Comment se déroulent les ateliers que vous animez en faveur des parents?
Abla Benbachir: En atelier, nous sommes un groupe de parents, qui viennent parfois seuls, parfois en couples, pour une formation de base qui dure à peu près 14 heures. Plusieurs formats sont proposés, soit 7 séances de deux heures, soit 3 séances de 5 heures étalées sur 3 journées de formation. Cet espacement permet aux participants de s’imprégner de la démarche et des outils progressivement, de les mettre en place à leur rythme avec leurs enfants, et de laisser remonter les questionnements et difficultés éventuelles. Ces ateliers se déroulent dans une atmosphère chaleureuse, où personne ne se juge et où le plaisir d’apprendre prend le dessus. Ça fait d’ailleurs beaucoup de bien aux parents d’échanger avec d’autres parents. Ils se sentent moins seuls et moins coupables de leurs erreurs! Nous sommes tous dans le même bateau...
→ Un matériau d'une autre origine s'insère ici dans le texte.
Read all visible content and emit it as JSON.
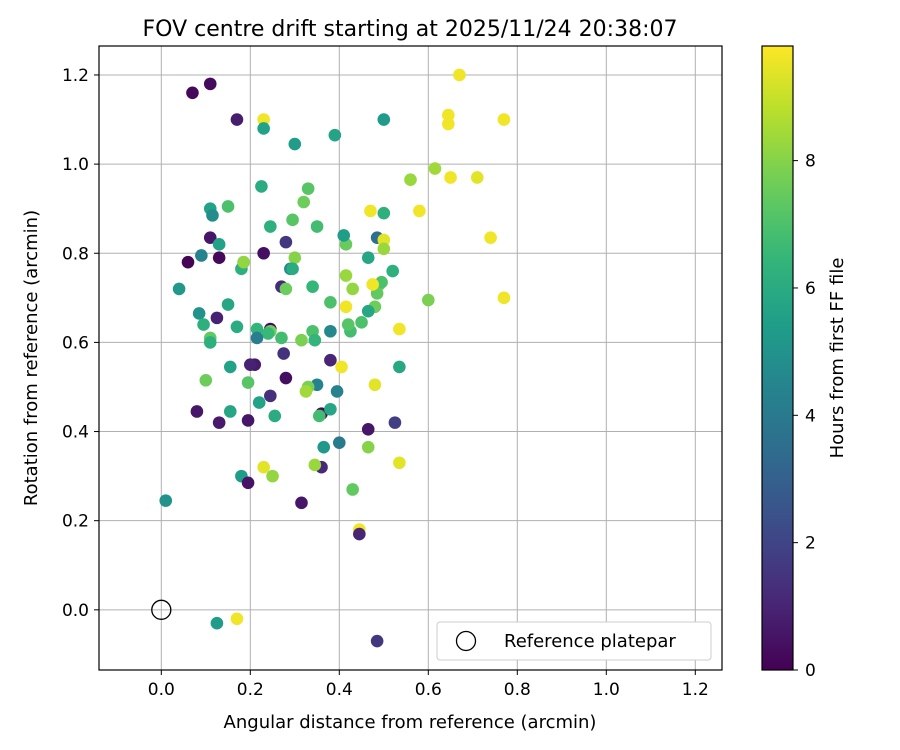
{
  "chart_data": {
    "type": "scatter",
    "title": "FOV centre drift starting at 2025/11/24 20:38:07",
    "xlabel": "Angular distance from reference (arcmin)",
    "ylabel": "Rotation from reference (arcmin)",
    "xlim": [
      -0.14,
      1.26
    ],
    "ylim": [
      -0.135,
      1.265
    ],
    "xticks": [
      "0.0",
      "0.2",
      "0.4",
      "0.6",
      "0.8",
      "1.0",
      "1.2"
    ],
    "yticks": [
      "0.0",
      "0.2",
      "0.4",
      "0.6",
      "0.8",
      "1.0",
      "1.2"
    ],
    "xtick_values": [
      0.0,
      0.2,
      0.4,
      0.6,
      0.8,
      1.0,
      1.2
    ],
    "ytick_values": [
      0.0,
      0.2,
      0.4,
      0.6,
      0.8,
      1.0,
      1.2
    ],
    "grid": true,
    "colorbar": {
      "label": "Hours from first FF file",
      "min": 0,
      "max": 9.8,
      "ticks": [
        "0",
        "2",
        "4",
        "6",
        "8"
      ],
      "tick_values": [
        0,
        2,
        4,
        6,
        8
      ]
    },
    "legend": {
      "label": "Reference platepar",
      "position": "lower-right"
    },
    "reference_point": {
      "x": 0.0,
      "y": 0.0
    },
    "points": [
      {
        "x": 0.07,
        "y": 1.16,
        "h": 0.2
      },
      {
        "x": 0.11,
        "y": 1.18,
        "h": 0.3
      },
      {
        "x": 0.17,
        "y": 1.1,
        "h": 0.8
      },
      {
        "x": 0.23,
        "y": 1.1,
        "h": 9.6
      },
      {
        "x": 0.23,
        "y": 1.08,
        "h": 5.6
      },
      {
        "x": 0.3,
        "y": 1.045,
        "h": 5.4
      },
      {
        "x": 0.39,
        "y": 1.065,
        "h": 5.7
      },
      {
        "x": 0.5,
        "y": 1.1,
        "h": 5.3
      },
      {
        "x": 0.67,
        "y": 1.2,
        "h": 9.6
      },
      {
        "x": 0.645,
        "y": 1.11,
        "h": 9.6
      },
      {
        "x": 0.645,
        "y": 1.09,
        "h": 9.6
      },
      {
        "x": 0.77,
        "y": 1.1,
        "h": 9.6
      },
      {
        "x": 0.56,
        "y": 0.965,
        "h": 8.3
      },
      {
        "x": 0.615,
        "y": 0.99,
        "h": 8.4
      },
      {
        "x": 0.65,
        "y": 0.97,
        "h": 9.6
      },
      {
        "x": 0.71,
        "y": 0.97,
        "h": 9.4
      },
      {
        "x": 0.74,
        "y": 0.835,
        "h": 9.6
      },
      {
        "x": 0.77,
        "y": 0.7,
        "h": 9.6
      },
      {
        "x": 0.58,
        "y": 0.895,
        "h": 9.6
      },
      {
        "x": 0.47,
        "y": 0.895,
        "h": 9.6
      },
      {
        "x": 0.5,
        "y": 0.89,
        "h": 6.2
      },
      {
        "x": 0.485,
        "y": 0.835,
        "h": 3.5
      },
      {
        "x": 0.5,
        "y": 0.83,
        "h": 9.4
      },
      {
        "x": 0.5,
        "y": 0.81,
        "h": 8.3
      },
      {
        "x": 0.52,
        "y": 0.76,
        "h": 6.2
      },
      {
        "x": 0.465,
        "y": 0.79,
        "h": 5.8
      },
      {
        "x": 0.49,
        "y": 0.73,
        "h": 7.6
      },
      {
        "x": 0.495,
        "y": 0.735,
        "h": 7.0
      },
      {
        "x": 0.485,
        "y": 0.71,
        "h": 7.4
      },
      {
        "x": 0.475,
        "y": 0.73,
        "h": 9.6
      },
      {
        "x": 0.48,
        "y": 0.68,
        "h": 7.6
      },
      {
        "x": 0.465,
        "y": 0.67,
        "h": 5.8
      },
      {
        "x": 0.45,
        "y": 0.645,
        "h": 7.0
      },
      {
        "x": 0.425,
        "y": 0.625,
        "h": 6.8
      },
      {
        "x": 0.42,
        "y": 0.64,
        "h": 7.2
      },
      {
        "x": 0.415,
        "y": 0.68,
        "h": 9.6
      },
      {
        "x": 0.43,
        "y": 0.72,
        "h": 8.2
      },
      {
        "x": 0.415,
        "y": 0.75,
        "h": 8.3
      },
      {
        "x": 0.415,
        "y": 0.82,
        "h": 7.5
      },
      {
        "x": 0.41,
        "y": 0.84,
        "h": 5.4
      },
      {
        "x": 0.38,
        "y": 0.69,
        "h": 7.0
      },
      {
        "x": 0.38,
        "y": 0.625,
        "h": 4.6
      },
      {
        "x": 0.405,
        "y": 0.545,
        "h": 9.6
      },
      {
        "x": 0.38,
        "y": 0.56,
        "h": 1.0
      },
      {
        "x": 0.395,
        "y": 0.49,
        "h": 4.3
      },
      {
        "x": 0.35,
        "y": 0.505,
        "h": 4.4
      },
      {
        "x": 0.33,
        "y": 0.5,
        "h": 7.8
      },
      {
        "x": 0.325,
        "y": 0.49,
        "h": 8.4
      },
      {
        "x": 0.36,
        "y": 0.44,
        "h": 0.3
      },
      {
        "x": 0.355,
        "y": 0.435,
        "h": 6.8
      },
      {
        "x": 0.38,
        "y": 0.45,
        "h": 5.8
      },
      {
        "x": 0.365,
        "y": 0.365,
        "h": 5.2
      },
      {
        "x": 0.4,
        "y": 0.375,
        "h": 4.0
      },
      {
        "x": 0.36,
        "y": 0.32,
        "h": 1.1
      },
      {
        "x": 0.345,
        "y": 0.325,
        "h": 8.3
      },
      {
        "x": 0.315,
        "y": 0.24,
        "h": 0.6
      },
      {
        "x": 0.43,
        "y": 0.27,
        "h": 7.4
      },
      {
        "x": 0.445,
        "y": 0.18,
        "h": 9.6
      },
      {
        "x": 0.445,
        "y": 0.17,
        "h": 1.0
      },
      {
        "x": 0.465,
        "y": 0.405,
        "h": 0.6
      },
      {
        "x": 0.465,
        "y": 0.365,
        "h": 8.0
      },
      {
        "x": 0.48,
        "y": 0.505,
        "h": 9.4
      },
      {
        "x": 0.525,
        "y": 0.42,
        "h": 1.8
      },
      {
        "x": 0.535,
        "y": 0.545,
        "h": 5.9
      },
      {
        "x": 0.535,
        "y": 0.33,
        "h": 9.4
      },
      {
        "x": 0.535,
        "y": 0.63,
        "h": 9.6
      },
      {
        "x": 0.6,
        "y": 0.695,
        "h": 7.8
      },
      {
        "x": 0.485,
        "y": -0.07,
        "h": 1.6
      },
      {
        "x": 0.34,
        "y": 0.725,
        "h": 6.5
      },
      {
        "x": 0.34,
        "y": 0.625,
        "h": 7.0
      },
      {
        "x": 0.345,
        "y": 0.605,
        "h": 6.4
      },
      {
        "x": 0.315,
        "y": 0.605,
        "h": 7.8
      },
      {
        "x": 0.35,
        "y": 0.86,
        "h": 6.8
      },
      {
        "x": 0.33,
        "y": 0.945,
        "h": 7.2
      },
      {
        "x": 0.32,
        "y": 0.915,
        "h": 7.6
      },
      {
        "x": 0.295,
        "y": 0.875,
        "h": 7.2
      },
      {
        "x": 0.3,
        "y": 0.79,
        "h": 8.0
      },
      {
        "x": 0.29,
        "y": 0.765,
        "h": 4.6
      },
      {
        "x": 0.295,
        "y": 0.765,
        "h": 6.0
      },
      {
        "x": 0.28,
        "y": 0.825,
        "h": 1.6
      },
      {
        "x": 0.27,
        "y": 0.725,
        "h": 1.2
      },
      {
        "x": 0.28,
        "y": 0.72,
        "h": 7.6
      },
      {
        "x": 0.245,
        "y": 0.86,
        "h": 6.2
      },
      {
        "x": 0.225,
        "y": 0.95,
        "h": 6.0
      },
      {
        "x": 0.23,
        "y": 0.8,
        "h": 0.4
      },
      {
        "x": 0.245,
        "y": 0.63,
        "h": 0.3
      },
      {
        "x": 0.245,
        "y": 0.625,
        "h": 7.6
      },
      {
        "x": 0.24,
        "y": 0.62,
        "h": 6.6
      },
      {
        "x": 0.215,
        "y": 0.63,
        "h": 6.4
      },
      {
        "x": 0.215,
        "y": 0.61,
        "h": 4.2
      },
      {
        "x": 0.27,
        "y": 0.61,
        "h": 6.8
      },
      {
        "x": 0.275,
        "y": 0.575,
        "h": 1.4
      },
      {
        "x": 0.21,
        "y": 0.55,
        "h": 0.7
      },
      {
        "x": 0.2,
        "y": 0.55,
        "h": 0.9
      },
      {
        "x": 0.195,
        "y": 0.51,
        "h": 7.2
      },
      {
        "x": 0.28,
        "y": 0.52,
        "h": 0.4
      },
      {
        "x": 0.245,
        "y": 0.48,
        "h": 1.3
      },
      {
        "x": 0.22,
        "y": 0.465,
        "h": 5.6
      },
      {
        "x": 0.255,
        "y": 0.435,
        "h": 6.0
      },
      {
        "x": 0.195,
        "y": 0.425,
        "h": 0.6
      },
      {
        "x": 0.18,
        "y": 0.3,
        "h": 5.4
      },
      {
        "x": 0.195,
        "y": 0.285,
        "h": 0.5
      },
      {
        "x": 0.25,
        "y": 0.3,
        "h": 8.2
      },
      {
        "x": 0.23,
        "y": 0.32,
        "h": 9.4
      },
      {
        "x": 0.18,
        "y": 0.765,
        "h": 6.2
      },
      {
        "x": 0.185,
        "y": 0.78,
        "h": 6.6
      },
      {
        "x": 0.185,
        "y": 0.78,
        "h": 8.2
      },
      {
        "x": 0.15,
        "y": 0.905,
        "h": 7.0
      },
      {
        "x": 0.11,
        "y": 0.9,
        "h": 5.6
      },
      {
        "x": 0.115,
        "y": 0.885,
        "h": 4.8
      },
      {
        "x": 0.11,
        "y": 0.835,
        "h": 0.6
      },
      {
        "x": 0.13,
        "y": 0.82,
        "h": 5.6
      },
      {
        "x": 0.09,
        "y": 0.795,
        "h": 4.4
      },
      {
        "x": 0.13,
        "y": 0.79,
        "h": 0.2
      },
      {
        "x": 0.06,
        "y": 0.78,
        "h": 0.1
      },
      {
        "x": 0.04,
        "y": 0.72,
        "h": 5.2
      },
      {
        "x": 0.085,
        "y": 0.665,
        "h": 5.0
      },
      {
        "x": 0.15,
        "y": 0.685,
        "h": 5.8
      },
      {
        "x": 0.125,
        "y": 0.655,
        "h": 0.9
      },
      {
        "x": 0.095,
        "y": 0.64,
        "h": 6.2
      },
      {
        "x": 0.17,
        "y": 0.635,
        "h": 6.0
      },
      {
        "x": 0.11,
        "y": 0.61,
        "h": 7.4
      },
      {
        "x": 0.11,
        "y": 0.6,
        "h": 6.2
      },
      {
        "x": 0.155,
        "y": 0.545,
        "h": 5.6
      },
      {
        "x": 0.1,
        "y": 0.515,
        "h": 7.6
      },
      {
        "x": 0.08,
        "y": 0.445,
        "h": 0.6
      },
      {
        "x": 0.155,
        "y": 0.445,
        "h": 5.8
      },
      {
        "x": 0.13,
        "y": 0.42,
        "h": 0.7
      },
      {
        "x": 0.01,
        "y": 0.245,
        "h": 5.0
      },
      {
        "x": 0.125,
        "y": -0.03,
        "h": 5.4
      },
      {
        "x": 0.17,
        "y": -0.02,
        "h": 9.6
      }
    ]
  }
}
Qu’en est-t-il de la méthode de travail?
Abla Benbachir: Pour que cette formation soit véritablement impactante, elle a été conçue pour présenter de façon ludique, par des activités interactives, les notions importantes. Nous utilisons l’expérimentation pour permettre au savoir de grandir à l’intérieur de chacun, en multipliant les jeux de rôles et les mises en situations pour faciliter l’intégration des outils. Nous menons aussi des recherches de solutions entre parents pour permettre aux participants de travailler sur des situations difficiles concrètes, et les mettre en capacité de trouver des solutions eux-mêmes pour les difficultés qu’ils rencontreront à l’avenir.